C'est alors que commence la « troisième vie » de Nonfiction, marquée notamment par un renouvellement du site et par une réorganisation de l'association, dont la gouvernance est confiée aux divers contributeurs qui forment l'assemblée générale et le conseil d'administration, tandis que l'activité du bureau (lui aussi confié à des contributeurs actifs) se limite à la gestion des affaires courantes. La vie de la rédaction est coordonnée par Pierre-Henri Ortiz, maître de conférences en histoire à l’Université d’Angers et rédacteur depuis 2011, bientôt rejoint par Benjamin Caraco, conservateur des bibliothèques à l’Université de Strasbourg et rédacteur très régulier depuis 2012. Elle est organisée autour des coordinateurs de pôles au nombre resserré, dont certains sont rédacteurs depuis plus de 10 ans, comme Damien Augias (science politique), Jean Bastien (économie), Karol Beffa (musique), Yoann Colin (philosophie), Antoine Gaudin (cinéma), Alexandre Maujean (littérature), Fanny Verrax (espace et environnement)...

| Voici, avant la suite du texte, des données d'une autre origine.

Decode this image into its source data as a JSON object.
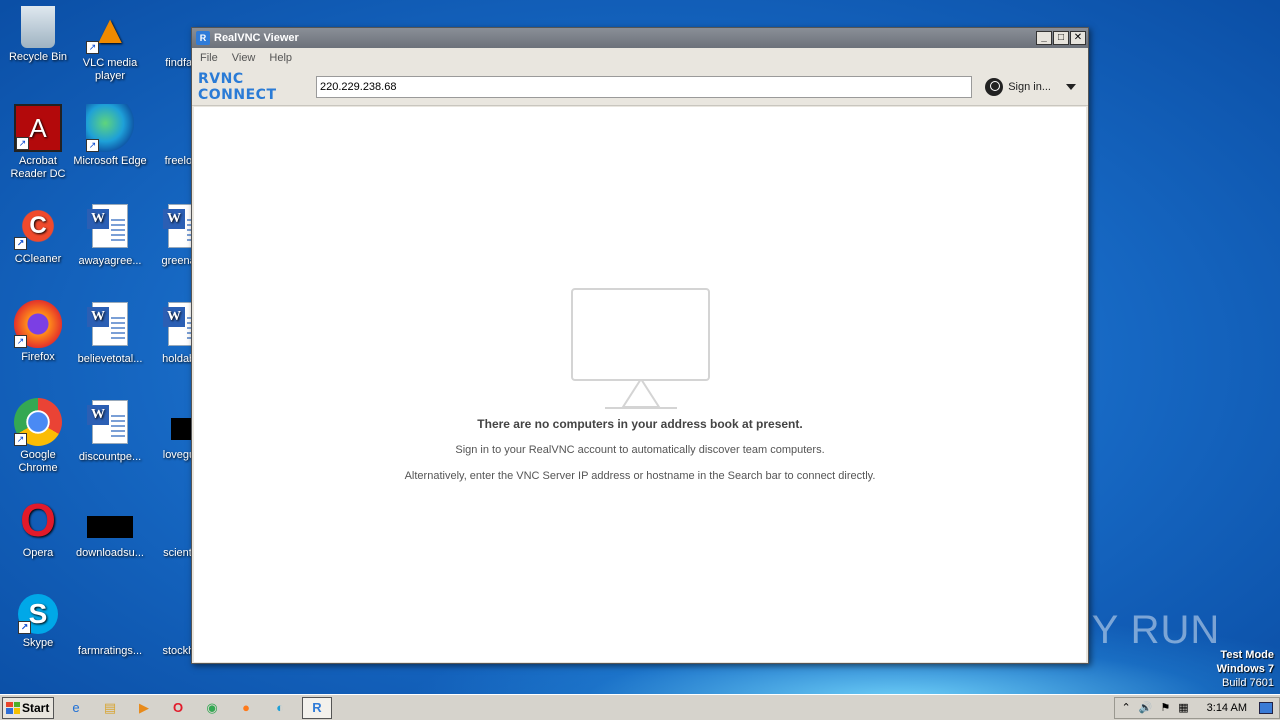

Des rédacteurs et coordinateurs anciens s'éloignent, de nouveaux contributeurs intègrent régulièrement l'équipe, de sorte que la rédaction associe à ce jour un effectif important de membres historiques et un effectif tout aussi important de contributeurs (très) récents, réguliers ou occasionnels. Le collectif gagne alors en cohésion ce qu’il perd en nombre de contributeurs réguliers : évalué à 200 au début du projet, il se stabilise à une cinquantaine au tournant des années 2010.

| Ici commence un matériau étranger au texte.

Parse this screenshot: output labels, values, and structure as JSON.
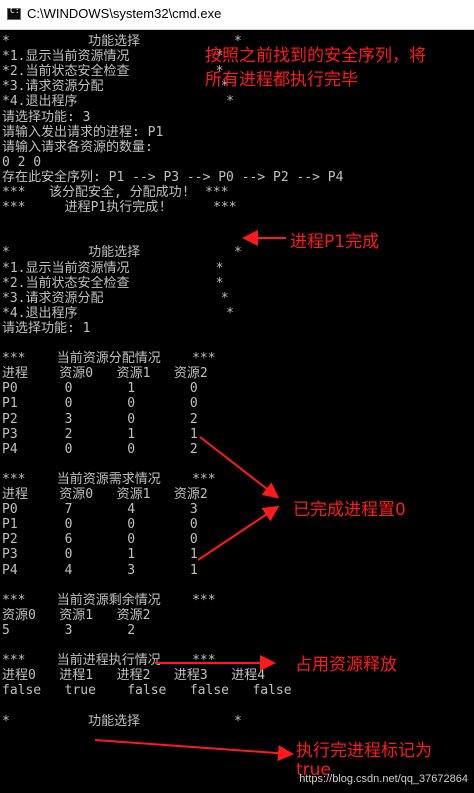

Des initiatives rédactionnelles collaboratives 

Les 15 ans de Nonfiction ont aussi été marqués par de belles aventures éditoriales. Les pages du site se sont ouvertes à des formes de critique artistique et littéraire conçues comme des analyses brèves et à chaud de l'actualité culturelle. Plusieurs chroniques régulières ont été accueillies, dont certaines, comme «  Actuel Moyen-Âge  » (lancée par Catherine Kikuchi, Pauline Guéna, Annabelle Marin et Florian Besson), ont donné lieu à des publications à succès. D’autres, comme les entretiens de la série «  Le regard du chercheur  » menés par Anthony Guyon, ont permis de nouer des relations étroites avec les éditions Hatier, avec l’Association des professeurs d'histoire-géographie et avec la revue Historiens & Géographes.

Conformémement à un usage plus ancien, la vie de la rédaction a été rythmée par la publication de dossiers thématiques en lien avec l’actualité (élection de Barack Obama, «  Printemps arabes  », élections françaises, négationnisme, travail, djihadisme, crise européenne, immigration...), avec certaines commémorations (Révolution d’Octobre, Mai 68, Jaurès...), ou tout simplement pour célébrer certaines figures (Albert Camus, Antonio Gramsci, André Gorz, Yosef Hayim Yerushalmi...) et faire connaître des livres et des idées venues d'ailleurs (par exemple la pensée italienne).

Centrée sur l’écrit, la rédaction s’est aussi ouverte progressivement aux contenus audiovisuels, avec des podcasts réguliers sur les séries (Nicolas Charles) et une vidéothèque proposant conférences et vidéos de youtubeurs glannées sur le web. Périodiquement, Nonfiction s'associe encore à des événements qui s'attachent à évoquer « en présentiel » la vie des livres et des idées : le festival d'histoire Nous Autres (à Nantes), les Rencontres philosophiques d'Uriage, les rencontres-débats organisées par l'Association pour la sociologie des entreprises...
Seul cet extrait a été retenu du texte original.